Lindsay Dworkin, the senior vice president of Policy and Communications at NWEA, suggested that policymakers and education leaders invest in solutions targeting the kids most impacted by the pandemic.


“Education leaders will need the resources, support and flexibility necessary to expand instructional time for students, as well as provide more professional learning opportunities to their teachers,” Dworkin said in a statement.


Strangely enough, for all of the enhanced consciousness about race, the teachers’ unions and Democratic politicians have instituted a policy that has caused minority children to fall further behind.
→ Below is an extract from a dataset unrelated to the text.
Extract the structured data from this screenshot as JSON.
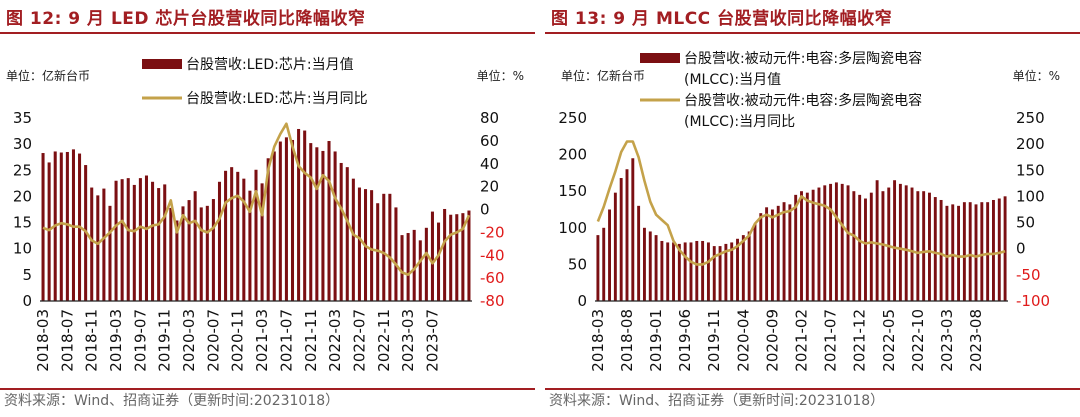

The best approach to improving these circumstances is charter schools-- the kind that teachers’ unions and Democratic politicians are trying to destroy.



2 comments:

  1. Given what appears to be the pre"pandemic" state of intellectual affairs among the public school students in New York City, I find it hard to believe that they could become any dumber by being deprived of their "schooling." (I have placed quotation marks around the terms "pandemic" and "schooling" because, in the fist instance, the alleged global spread of the now rather benign Chinese Wuhan virus was more precisely a government-issued conspiracy theory used to facilitate a tyrannical lock-down of citizens (subjects?), and in the second, the public indoctrination facilities in NYC were much more akin to free babysitting services than pedagogical ones.)